Compare to the competitors' shelf life is just up to 6 months (Perpetual, Cannon, & McCarthy, 2011). "Positioning refers to how customers think about proposed or present brands in a market" (chapter 4). It also refers to a company's purposeful manipulation of the consumer's image of them. With Communion the Go, the product will provide high quality wine with a choice of red or white. Products and services are positioned to meet the needs of different nonusers, with the most successful offering multiple products that are positioned differently.
Celebrate the Life Cups will position in upscale side, premium taste that everyone will love the taste. Marketing managers who administer prices must consciously set a price-level policy. As they enter the market, they have to set introductory prices that may nave long-run detects They must consider where the product life cycle is and how fast it is moving. And they must decide if their prices should be above, below, or somewhere in between relative to the market (Perpetual, Cannon, & McCarthy, 2011). Setting the right price is one of the marketer's most difficult tasks.
A host of factors come into play. But finding and implementing the right price strategy is critical to success. The price the company charges will fall somewhere between one that is too high to produce any demand and one that is too low to product a profit. Like everything else in marketing, good pricing starts with customers and their perceptions of value. There are many pricing strategies that a marketing manager can use, they are three major pricing strategies are: customer alee-based pricing, cost-based pricing and competition-based pricing (Armstrong, & Kettle, 2011).
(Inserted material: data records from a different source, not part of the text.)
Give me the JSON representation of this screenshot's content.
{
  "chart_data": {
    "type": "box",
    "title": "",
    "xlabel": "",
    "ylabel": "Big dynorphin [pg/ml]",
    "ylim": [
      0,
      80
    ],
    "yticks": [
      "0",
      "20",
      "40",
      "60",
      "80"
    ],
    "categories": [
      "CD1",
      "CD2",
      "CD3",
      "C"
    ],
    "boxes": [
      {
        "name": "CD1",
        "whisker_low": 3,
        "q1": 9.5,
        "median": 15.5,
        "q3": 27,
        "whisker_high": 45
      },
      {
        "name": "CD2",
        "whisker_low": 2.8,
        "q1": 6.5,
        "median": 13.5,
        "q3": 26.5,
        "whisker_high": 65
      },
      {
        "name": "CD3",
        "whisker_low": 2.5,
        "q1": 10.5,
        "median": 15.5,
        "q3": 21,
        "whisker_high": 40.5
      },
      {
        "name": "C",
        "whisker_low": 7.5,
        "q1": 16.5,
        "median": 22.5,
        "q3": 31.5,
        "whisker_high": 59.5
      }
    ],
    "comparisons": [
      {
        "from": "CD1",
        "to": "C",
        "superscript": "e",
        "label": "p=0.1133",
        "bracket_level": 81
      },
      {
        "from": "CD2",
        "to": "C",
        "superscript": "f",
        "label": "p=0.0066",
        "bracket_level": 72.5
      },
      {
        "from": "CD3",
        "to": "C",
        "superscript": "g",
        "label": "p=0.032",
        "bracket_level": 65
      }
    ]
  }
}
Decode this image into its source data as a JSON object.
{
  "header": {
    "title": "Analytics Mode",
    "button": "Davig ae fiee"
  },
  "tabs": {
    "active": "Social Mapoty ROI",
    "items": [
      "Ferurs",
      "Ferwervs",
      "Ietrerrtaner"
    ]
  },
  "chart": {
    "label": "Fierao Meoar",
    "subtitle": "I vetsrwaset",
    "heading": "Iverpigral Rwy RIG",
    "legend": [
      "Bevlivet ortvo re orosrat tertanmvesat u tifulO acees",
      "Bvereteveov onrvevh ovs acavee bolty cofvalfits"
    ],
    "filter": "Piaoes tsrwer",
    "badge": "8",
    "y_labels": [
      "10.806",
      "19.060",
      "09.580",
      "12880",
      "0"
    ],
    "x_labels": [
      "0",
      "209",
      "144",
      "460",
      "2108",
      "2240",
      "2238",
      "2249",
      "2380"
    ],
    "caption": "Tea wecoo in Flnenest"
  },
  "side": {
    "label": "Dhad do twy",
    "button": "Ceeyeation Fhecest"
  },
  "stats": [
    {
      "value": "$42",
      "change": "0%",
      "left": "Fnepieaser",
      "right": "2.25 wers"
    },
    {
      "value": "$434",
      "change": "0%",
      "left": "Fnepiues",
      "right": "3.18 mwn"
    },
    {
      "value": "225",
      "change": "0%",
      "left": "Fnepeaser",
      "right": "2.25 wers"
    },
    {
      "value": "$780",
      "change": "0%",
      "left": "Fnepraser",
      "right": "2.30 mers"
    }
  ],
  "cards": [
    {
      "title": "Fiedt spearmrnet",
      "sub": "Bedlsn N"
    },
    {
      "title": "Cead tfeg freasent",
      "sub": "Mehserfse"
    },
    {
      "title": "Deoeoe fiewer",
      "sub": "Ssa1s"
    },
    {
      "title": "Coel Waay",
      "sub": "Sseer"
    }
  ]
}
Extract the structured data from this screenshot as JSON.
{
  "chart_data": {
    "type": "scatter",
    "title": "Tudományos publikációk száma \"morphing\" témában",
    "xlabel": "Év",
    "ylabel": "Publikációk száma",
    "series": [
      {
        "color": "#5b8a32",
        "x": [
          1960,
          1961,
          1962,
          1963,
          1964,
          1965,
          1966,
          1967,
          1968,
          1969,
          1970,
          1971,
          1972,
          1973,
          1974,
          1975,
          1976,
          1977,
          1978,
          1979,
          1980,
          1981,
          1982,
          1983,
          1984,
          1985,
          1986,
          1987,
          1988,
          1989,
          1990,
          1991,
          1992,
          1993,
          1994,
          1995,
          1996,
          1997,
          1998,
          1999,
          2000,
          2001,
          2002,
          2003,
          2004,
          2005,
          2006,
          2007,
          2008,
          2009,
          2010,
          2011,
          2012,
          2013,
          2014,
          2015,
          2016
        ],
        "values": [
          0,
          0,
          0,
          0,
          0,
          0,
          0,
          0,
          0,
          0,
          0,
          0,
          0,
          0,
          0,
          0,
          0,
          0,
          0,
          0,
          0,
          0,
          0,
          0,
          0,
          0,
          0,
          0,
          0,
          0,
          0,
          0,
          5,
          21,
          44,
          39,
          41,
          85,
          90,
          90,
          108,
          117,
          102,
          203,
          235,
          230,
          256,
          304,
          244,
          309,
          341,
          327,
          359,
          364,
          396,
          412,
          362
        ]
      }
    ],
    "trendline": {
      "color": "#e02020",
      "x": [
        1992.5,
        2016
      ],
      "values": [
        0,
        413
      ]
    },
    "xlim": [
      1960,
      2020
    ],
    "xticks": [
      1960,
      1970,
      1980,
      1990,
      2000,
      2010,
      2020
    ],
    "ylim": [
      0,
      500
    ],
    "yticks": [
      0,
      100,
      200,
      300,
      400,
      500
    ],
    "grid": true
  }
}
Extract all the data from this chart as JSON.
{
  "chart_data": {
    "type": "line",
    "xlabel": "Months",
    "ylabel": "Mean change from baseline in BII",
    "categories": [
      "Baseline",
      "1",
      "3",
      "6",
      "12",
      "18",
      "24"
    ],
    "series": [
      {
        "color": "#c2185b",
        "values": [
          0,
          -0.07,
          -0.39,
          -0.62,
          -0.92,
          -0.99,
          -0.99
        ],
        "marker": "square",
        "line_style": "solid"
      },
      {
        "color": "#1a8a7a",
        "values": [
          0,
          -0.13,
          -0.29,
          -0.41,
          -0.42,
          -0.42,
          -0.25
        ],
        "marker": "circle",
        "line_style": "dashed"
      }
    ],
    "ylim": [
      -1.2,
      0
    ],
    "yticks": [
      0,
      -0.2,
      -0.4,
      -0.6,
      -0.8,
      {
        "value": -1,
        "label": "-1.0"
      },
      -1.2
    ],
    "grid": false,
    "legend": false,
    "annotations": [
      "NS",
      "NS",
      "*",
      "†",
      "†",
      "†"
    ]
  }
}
For customer value-based pricing, the customer will decide whether a product's price is right. Customer value-based pricing uses buyer's perceptions of value, not the seller's cost, as the key to pricing. For cost-based pricing, customer- value perceptions set the price ceiling; costs set the floor for the price that the company can charge. It involves setting prices based on the costs for producing, distributing, and selling the product plus a fair rate of return for its effort and risk. A company's costs may be an important element in its pricing strategy.